We start by initalizing a random number generator and KyberKeyGenerationParameters. The recommended default for Kyber is to use the 768-bit variant, though it also comes with 512 and 1024-bit variants. The 768-bit variant achieves 128-bit security against all known classical and quantum attacks.

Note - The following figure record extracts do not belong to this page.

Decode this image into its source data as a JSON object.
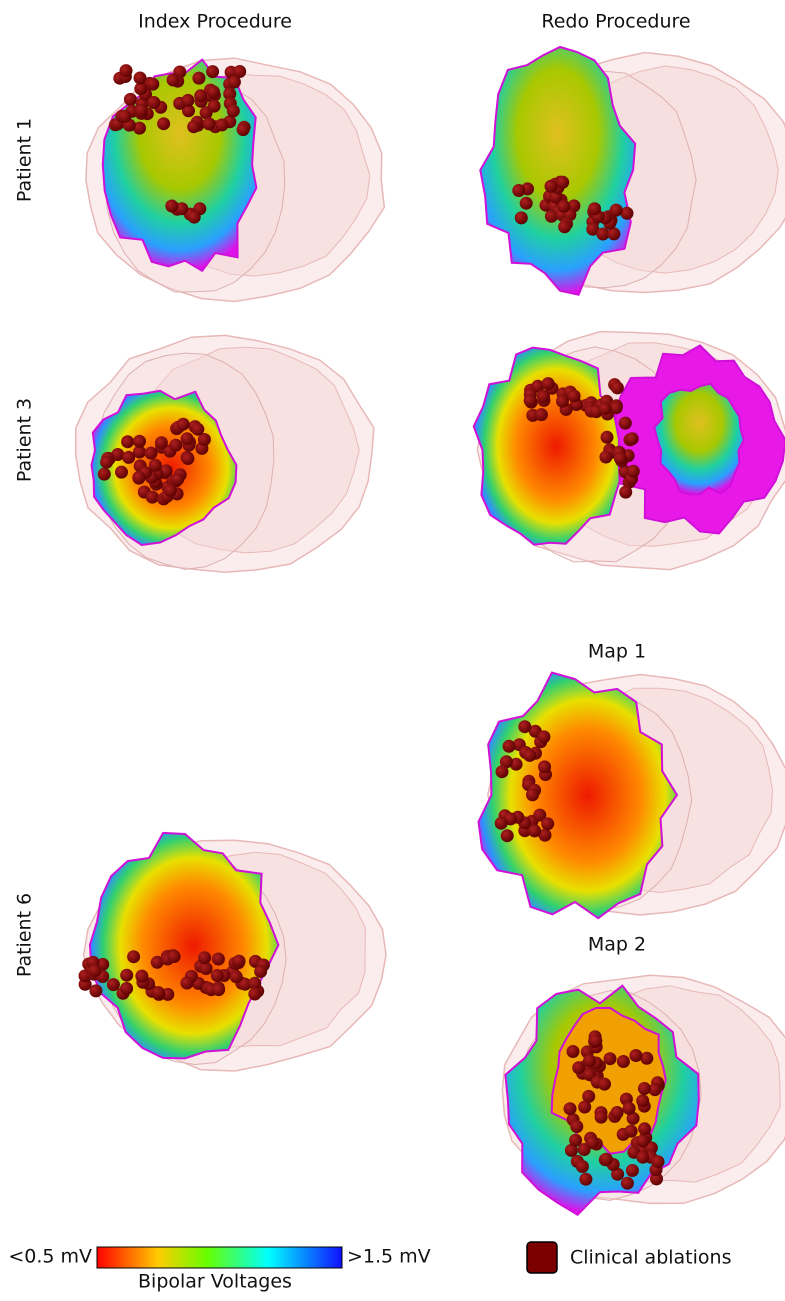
{
  "columns": [
    "Index Procedure",
    "Redo Procedure"
  ],
  "rows": [
    "Patient 1",
    "Patient 3",
    "Patient 6"
  ],
  "maps": [
    "Map 1",
    "Map 2"
  ],
  "colorbar": {
    "min_label": "<0.5 mV",
    "max_label": ">1.5 mV",
    "title": "Bipolar Voltages"
  },
  "legend": {
    "label": "Clinical ablations"
  }
}
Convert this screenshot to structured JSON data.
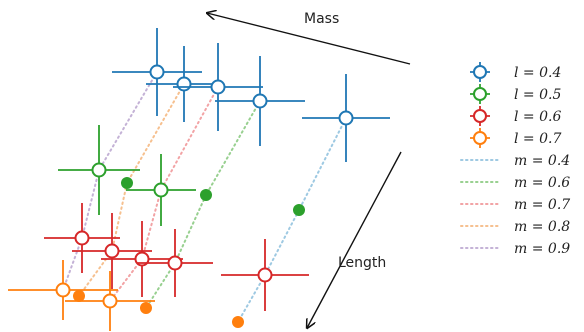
{
  "chart_data": {
    "type": "scatter",
    "title": "",
    "xlabel": "",
    "ylabel": "",
    "grid": false,
    "legend_placement": "right",
    "annotations": [
      {
        "text": "Mass",
        "arrow": true
      },
      {
        "text": "Length",
        "arrow": true
      }
    ],
    "colors": {
      "l=0.4": "#1f77b4",
      "l=0.5": "#2ca02c",
      "l=0.6": "#d62728",
      "l=0.7": "#ff7f0e",
      "m=0.4": "#9ec9e2",
      "m=0.6": "#98d090",
      "m=0.7": "#f2a3a5",
      "m=0.8": "#f6c08f",
      "m=0.9": "#c4b2d6"
    },
    "legend": [
      {
        "label": "l = 0.4",
        "kind": "marker",
        "color": "#1f77b4"
      },
      {
        "label": "l = 0.5",
        "kind": "marker",
        "color": "#2ca02c"
      },
      {
        "label": "l = 0.6",
        "kind": "marker",
        "color": "#d62728"
      },
      {
        "label": "l = 0.7",
        "kind": "marker",
        "color": "#ff7f0e"
      },
      {
        "label": "m = 0.4",
        "kind": "line",
        "color": "#9ec9e2"
      },
      {
        "label": "m = 0.6",
        "kind": "line",
        "color": "#98d090"
      },
      {
        "label": "m = 0.7",
        "kind": "line",
        "color": "#f2a3a5"
      },
      {
        "label": "m = 0.8",
        "kind": "line",
        "color": "#f6c08f"
      },
      {
        "label": "m = 0.9",
        "kind": "line",
        "color": "#c4b2d6"
      }
    ],
    "series": [
      {
        "l": 0.4,
        "color": "#1f77b4",
        "points": [
          {
            "x": 157,
            "y": 72,
            "ex": 45,
            "ey": 44,
            "m": 0.9
          },
          {
            "x": 184,
            "y": 84,
            "ex": 38,
            "ey": 38,
            "m": 0.8
          },
          {
            "x": 218,
            "y": 87,
            "ex": 45,
            "ey": 44,
            "m": 0.7
          },
          {
            "x": 260,
            "y": 101,
            "ex": 45,
            "ey": 45,
            "m": 0.6
          },
          {
            "x": 346,
            "y": 118,
            "ex": 44,
            "ey": 44,
            "m": 0.4
          }
        ]
      },
      {
        "l": 0.5,
        "color": "#2ca02c",
        "points": [
          {
            "x": 99,
            "y": 170,
            "ex": 41,
            "ey": 45,
            "m": 0.9
          },
          {
            "x": 127,
            "y": 183,
            "filled": true,
            "m": 0.8
          },
          {
            "x": 161,
            "y": 190,
            "ex": 35,
            "ey": 36,
            "m": 0.7
          },
          {
            "x": 206,
            "y": 195,
            "filled": true,
            "m": 0.6
          },
          {
            "x": 299,
            "y": 210,
            "filled": true,
            "m": 0.4
          }
        ]
      },
      {
        "l": 0.6,
        "color": "#d62728",
        "points": [
          {
            "x": 82,
            "y": 238,
            "ex": 38,
            "ey": 35,
            "m": 0.9
          },
          {
            "x": 112,
            "y": 251,
            "ex": 40,
            "ey": 38,
            "m": 0.8
          },
          {
            "x": 142,
            "y": 259,
            "ex": 41,
            "ey": 38,
            "m": 0.7
          },
          {
            "x": 175,
            "y": 263,
            "ex": 38,
            "ey": 34,
            "m": 0.6
          },
          {
            "x": 265,
            "y": 275,
            "ex": 44,
            "ey": 36,
            "m": 0.4
          }
        ]
      },
      {
        "l": 0.7,
        "color": "#ff7f0e",
        "points": [
          {
            "x": 63,
            "y": 290,
            "ex": 55,
            "ey": 30,
            "m": 0.9
          },
          {
            "x": 79,
            "y": 296,
            "filled": true,
            "m": 0.8
          },
          {
            "x": 110,
            "y": 301,
            "ex": 45,
            "ey": 30,
            "m": 0.7
          },
          {
            "x": 146,
            "y": 308,
            "filled": true,
            "m": 0.6
          },
          {
            "x": 238,
            "y": 322,
            "filled": true,
            "m": 0.4
          }
        ]
      }
    ]
  }
}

var random = new SecureRandom();
var keyGenParameters = new KyberKeyGenerationParameters(random, KyberParameters.kyber768);
Next a key pair is generated:
var kyberKeyPairGenerator = new KyberKeyPairGenerator();
kyberKeyPairGenerator.Init(keyGenParameters);
// generate key pair for Alice
var aliceKeyPair = kyberKeyPairGenerator.GenerateKeyPair();
The Kyber keys - both public and private can be viewed at this point. Alice keeps here private key secret, while the public one can be announced:
// get and view the keys
var alicePublic = (KyberPublicKeyParameters)aliceKeyPair.Public;
var alicePrivate = (KyberPrivateKeyParameters)aliceKeyPair.Private;
var pubEncoded = alicePublic.GetEncoded();
var privateEncoded = alicePrivate.GetEncoded();
Console.WriteLine($"Alice's Public key: {PrettyPrint(pubEncoded)}");
Console.WriteLine($"Alice's Private key: {PrettyPrint(privateEncoded)}");
Using Alice’s public key, Bob can use KyberKemGenerator (again, initalized with a random number generator) to generate and encapsulate a shared secret. That secret can be extracted and printed for our convenience:
// Bob encapsulates a new shared secret using Alice's public key
var bobKyberKemGenerator = new KyberKemGenerator(random);
var encapsulatedSecret = bobKyberKemGenerator.GenerateEncapsulated(alicePublic);
var bobSecret = encapsulatedSecret.GetSecret();
Console.WriteLine($"Bob's Secret: {PrettyPrint(bobSecret)}");
The ciphertext can then be passed over to Alice:
// cipher text produced by Bob and sent to Alice
var cipherText = encapsulatedSecret.GetEncapsulation();
Console.WriteLine($"Cipher text: {PrettyPrint(cipherText)}");
Alice can decapsulate the shared secret using her own instance of KyberKemGenerator and her matching private key:
// Alice decapsulates a new shared secret using Alice's private key
var aliceKemExtractor = new KyberKemExtractor(alicePrivate);
var aliceSecret = aliceKemExtractor.ExtractSecret(cipherText);
Console.WriteLine($"Alice's Secret: {PrettyPrint(aliceSecret)}");
At this stage Alice and Bob should have a shared secret in their possession and can use that for communication secured with symmetric cryptography:
// Compare secrets
var equal = bobSecret.SequenceEqual(aliceSecret);
Console.WriteLine($"Secrets equal? {equal}");
Console.WriteLine("");
Upon execution, we should see the following:
Alice's Public key: TxIujEemfoJdyEdzJwLFoCLLE...vk+MD7tzGmnUChzSpuAQ8hnE=
Alice's Private key: qZU4LXsi/BVQOdAqlQcq4nN7d...LWvS0x65u/jJ+slDzk4ZCHwdF
Bob's Secret: hqKSqCzy+4FRfM57qgOdxRnoISNF7dCRfa9Z82Tyuzo=
Cipher text: dlzusNveTI8Cp1xa87vCE20aD...ceq57qIM3259oNRUrKpuhjk4=
Alice's Secret: hqKSqCzy+4FRfM57qgOdxRnoISNF7dCRfa9Z82Tyuzo=
Secrets equal? True
Source code π
I hope you find these examples useful - all the source code used in this article can be found on Github.